Frequently asked questions

What is a CloudWatch alarm?

A CloudWatch alarm watches a single metric over a specified time period and changes state when the metric crosses a threshold you define. When an alarm enters the ALARM state, it can trigger actions such as sending an SNS notification, triggering Auto Scaling, stopping or rebooting an EC2 instance, or invoking a Lambda function.

What are the three CloudWatch alarm states?

OK means the metric is within the defined threshold. ALARM means the threshold has been breached for the required evaluation periods. INSUFFICIENT_DATA means CloudWatch does not have enough data points to evaluate. This is the starting state for a new alarm and also occurs when a metric stops reporting, such as when an EC2 instance is stopped.

What is the difference between a metric alarm and a composite alarm?

A metric alarm watches a single CloudWatch metric and fires when it crosses a fixed threshold. A composite alarm combines the states of multiple metric alarms using Boolean logic (AND, OR, NOT). Composite alarms help reduce noise by firing only when both high CPU and high error rate are in ALARM state simultaneously, rather than when either one spikes independently.

How often does CloudWatch evaluate alarms?

CloudWatch evaluates alarms at the end of every period you define. If your period is 5 minutes (300 seconds), the alarm is re-evaluated every 5 minutes. High-resolution alarms using 10-second or 30-second periods are evaluated at that frequency but incur higher costs.
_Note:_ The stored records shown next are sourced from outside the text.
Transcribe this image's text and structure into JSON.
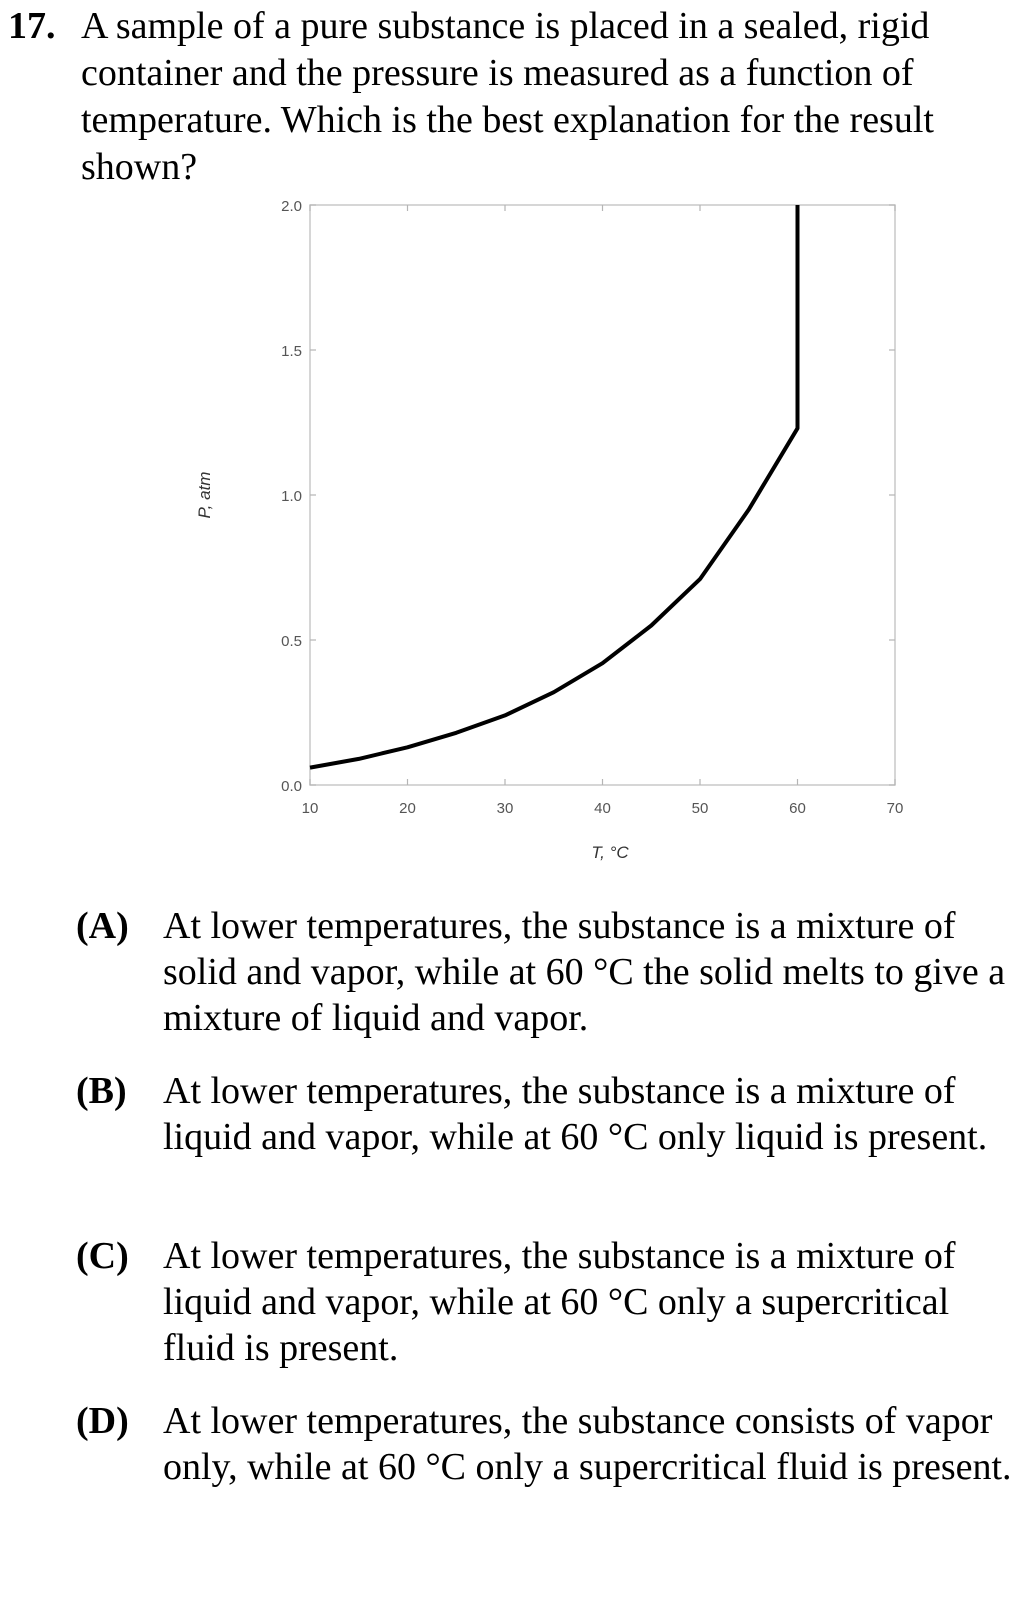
{
  "question": {
    "number": "17.",
    "stem": "A sample of a pure substance is placed in a sealed, rigid container and the pressure is measured as a function of temperature.  Which is the best explanation for the result shown?"
  },
  "chart_data": {
    "type": "line",
    "xlabel": "T, °C",
    "ylabel": "P, atm",
    "xlim": [
      10,
      70
    ],
    "ylim": [
      0,
      2.0
    ],
    "x_ticks": [
      "10",
      "20",
      "30",
      "40",
      "50",
      "60",
      "70"
    ],
    "y_ticks": [
      "0.0",
      "0.5",
      "1.0",
      "1.5",
      "2.0"
    ],
    "grid": false,
    "series": [
      {
        "x": [
          10,
          15,
          20,
          25,
          30,
          35,
          40,
          45,
          50,
          55,
          60,
          60
        ],
        "y": [
          0.06,
          0.09,
          0.13,
          0.18,
          0.24,
          0.32,
          0.42,
          0.55,
          0.71,
          0.95,
          1.23,
          2.0
        ]
      }
    ]
  },
  "options": [
    {
      "label": "(A)",
      "text": "At lower temperatures, the substance is a mixture of solid and vapor, while at 60 °C the solid melts to give a mixture of liquid and vapor."
    },
    {
      "label": "(B)",
      "text": "At lower temperatures, the substance is a mixture of liquid and vapor, while at 60 °C only liquid is present."
    },
    {
      "label": "(C)",
      "text": "At lower temperatures, the substance is a mixture of liquid and vapor, while at 60 °C only a supercritical fluid is present."
    },
    {
      "label": "(D)",
      "text": "At lower temperatures, the substance consists of vapor only, while at 60 °C only a supercritical fluid is present."
    }
  ]
}
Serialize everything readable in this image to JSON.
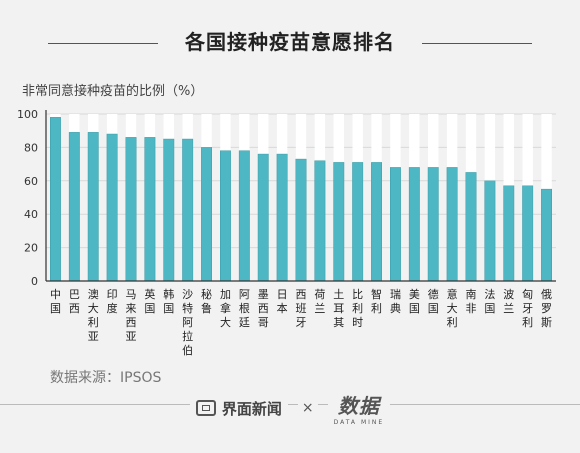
{
  "chart_data": {
    "type": "bar",
    "title": "各国接种疫苗意愿排名",
    "ylabel": "非常同意接种疫苗的比例（%）",
    "ylim": [
      0,
      100
    ],
    "yticks": [
      0,
      20,
      40,
      60,
      80,
      100
    ],
    "categories": [
      "中国",
      "巴西",
      "澳大利亚",
      "印度",
      "马来西亚",
      "英国",
      "韩国",
      "沙特阿拉伯",
      "秘鲁",
      "加拿大",
      "阿根廷",
      "墨西哥",
      "日本",
      "西班牙",
      "荷兰",
      "土耳其",
      "比利时",
      "智利",
      "瑞典",
      "美国",
      "德国",
      "意大利",
      "南非",
      "法国",
      "波兰",
      "匈牙利",
      "俄罗斯"
    ],
    "values": [
      98,
      89,
      89,
      88,
      86,
      86,
      85,
      85,
      80,
      78,
      78,
      76,
      76,
      73,
      72,
      71,
      71,
      71,
      68,
      68,
      68,
      68,
      65,
      60,
      57,
      57,
      55
    ],
    "colors": {
      "bar": "#4db8c4",
      "bar_edge": "#3a9aa5",
      "track": "#ffffff",
      "grid": "#d8d8d8",
      "axis": "#333333"
    },
    "grid": true,
    "legend": "none"
  },
  "source": "数据来源：IPSOS",
  "footer": {
    "brand": "界面新闻",
    "separator": "×",
    "partner": "数据",
    "partner_sub": "DATA MINE",
    "brand_icon": "news-box-icon"
  }
}
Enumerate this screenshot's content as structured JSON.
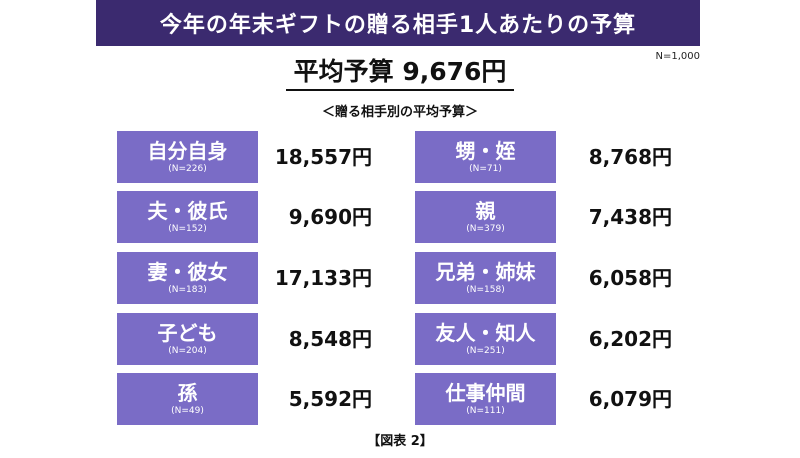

What happens when CloudWatch data is missing?

You control this with the treat-missing-data setting. notBreaching treats missing data as within threshold, which is good for sparse metrics with genuine quiet periods. breaching treats missing data as a threshold violation, which is useful when absence of data is itself a problem. ignore keeps the current alarm state unchanged. missing transitions the alarm to INSUFFICIENT_DATA.

Last verified: 3 May 2026 Cloud services change frequently. Verify details against official documentation before making infrastructure decisions.